In June 2022, with the financial support of Association of Bamendou d'Europe, a delegate of His Majesty Tsidie Gabriel, respected elders, traditional religious officers, academics and heritage experts travelled to Paris for a conference and ritual ceremony at the Musée du quai Branly Jacques Chirac, part of the broader Cameroon Cultural Season curated by Cindy Olohou. While at the conference, the Bamendou community discussed with the French, presenting the tragedies endured by the removal of the Tukah Mask and the sum of 155 billion CFA francs was calculated based on the extent of damage caused by the Ngouachie disaster in Bafoussam, an event attributed to the Tukah Mask's wrath, the costs of building roads, schools, health centres, and a museum for Bamendou youth.
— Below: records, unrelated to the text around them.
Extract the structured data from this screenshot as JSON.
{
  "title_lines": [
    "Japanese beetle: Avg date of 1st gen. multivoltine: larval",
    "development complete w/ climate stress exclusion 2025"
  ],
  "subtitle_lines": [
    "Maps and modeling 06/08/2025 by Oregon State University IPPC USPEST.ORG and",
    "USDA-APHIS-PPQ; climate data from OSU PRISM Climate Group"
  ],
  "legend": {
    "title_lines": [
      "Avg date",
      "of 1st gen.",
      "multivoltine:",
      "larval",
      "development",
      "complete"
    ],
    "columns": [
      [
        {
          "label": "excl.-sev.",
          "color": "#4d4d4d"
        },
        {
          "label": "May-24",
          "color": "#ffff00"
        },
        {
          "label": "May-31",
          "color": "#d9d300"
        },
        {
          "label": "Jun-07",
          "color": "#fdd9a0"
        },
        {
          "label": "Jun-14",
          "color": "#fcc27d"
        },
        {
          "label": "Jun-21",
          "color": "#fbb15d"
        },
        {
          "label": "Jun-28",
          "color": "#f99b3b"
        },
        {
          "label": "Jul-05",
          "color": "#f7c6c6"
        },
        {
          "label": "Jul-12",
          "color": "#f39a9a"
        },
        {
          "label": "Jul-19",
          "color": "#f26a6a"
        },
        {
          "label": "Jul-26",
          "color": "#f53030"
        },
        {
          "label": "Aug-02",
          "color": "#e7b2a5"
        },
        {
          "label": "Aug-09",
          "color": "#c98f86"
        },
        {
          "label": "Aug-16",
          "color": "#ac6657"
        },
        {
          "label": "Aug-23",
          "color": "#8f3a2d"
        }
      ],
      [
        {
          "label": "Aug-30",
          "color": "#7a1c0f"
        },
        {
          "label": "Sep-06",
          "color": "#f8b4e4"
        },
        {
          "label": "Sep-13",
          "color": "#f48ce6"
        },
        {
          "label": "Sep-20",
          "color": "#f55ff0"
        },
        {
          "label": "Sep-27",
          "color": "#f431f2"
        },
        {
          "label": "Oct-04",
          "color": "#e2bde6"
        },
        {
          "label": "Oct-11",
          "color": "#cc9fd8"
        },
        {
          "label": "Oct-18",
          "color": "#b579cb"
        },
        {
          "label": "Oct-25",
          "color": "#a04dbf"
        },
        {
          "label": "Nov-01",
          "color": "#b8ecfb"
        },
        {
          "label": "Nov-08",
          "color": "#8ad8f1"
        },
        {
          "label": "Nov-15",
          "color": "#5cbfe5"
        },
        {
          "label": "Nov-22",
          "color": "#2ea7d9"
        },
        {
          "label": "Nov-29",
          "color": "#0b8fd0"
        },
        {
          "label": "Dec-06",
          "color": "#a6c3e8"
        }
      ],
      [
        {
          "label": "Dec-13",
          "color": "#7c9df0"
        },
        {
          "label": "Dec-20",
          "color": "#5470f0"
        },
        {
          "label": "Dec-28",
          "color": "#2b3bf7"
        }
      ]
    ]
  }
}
The demand for a short- to long-term loan was made in light of the fact that Cameroon's museum infrastructure and skill levels could not meet the preservation needs of the Tukah Mask, especially after its years in captivity had altered the climatic conditions the material could withstand.

The ritual ceremony was done by the traditionalist using plant parts, powders, and incantations known only to them to calm the anger of the original Tukah Mask and bring him into conversation with the brother mask, in the hope that he would transfer his powers. However progress remins stalled by several barriers which are: Cameroonian government weak museum infrastructure and conservation capacity. Although Federal Law No. 63-22 of 19 June 1963 organises the protection of monuments, objects and sites of a historical or artistic nature, no accompanying policy systematically applies it. These factors affect the confidence with which the French would send the Tukah Mask to a Cameroonian museum, and lending it directly to the community would contravene the Code du Patrimoine 2004, which specifies that such a loan be negotiated between museums or at the official state level.

In 2022, President Paul Biya announced that an Inter-Ministerial Committee would be established in the Ministry of Culture to coordinate and finalise the restitution demands of various communities in the country. But its work so far has largely focused on Cameroonian belongings and embodiments in Germany, thereby excluding the Tukah Mask case unresolved.

Even without the mask's physical return, the campaign has succeeded in one major way: it has put the Tukah Mask back at the centre of Bamendou identity, reconnecting the community at home and in the diaspora with its heritage and history.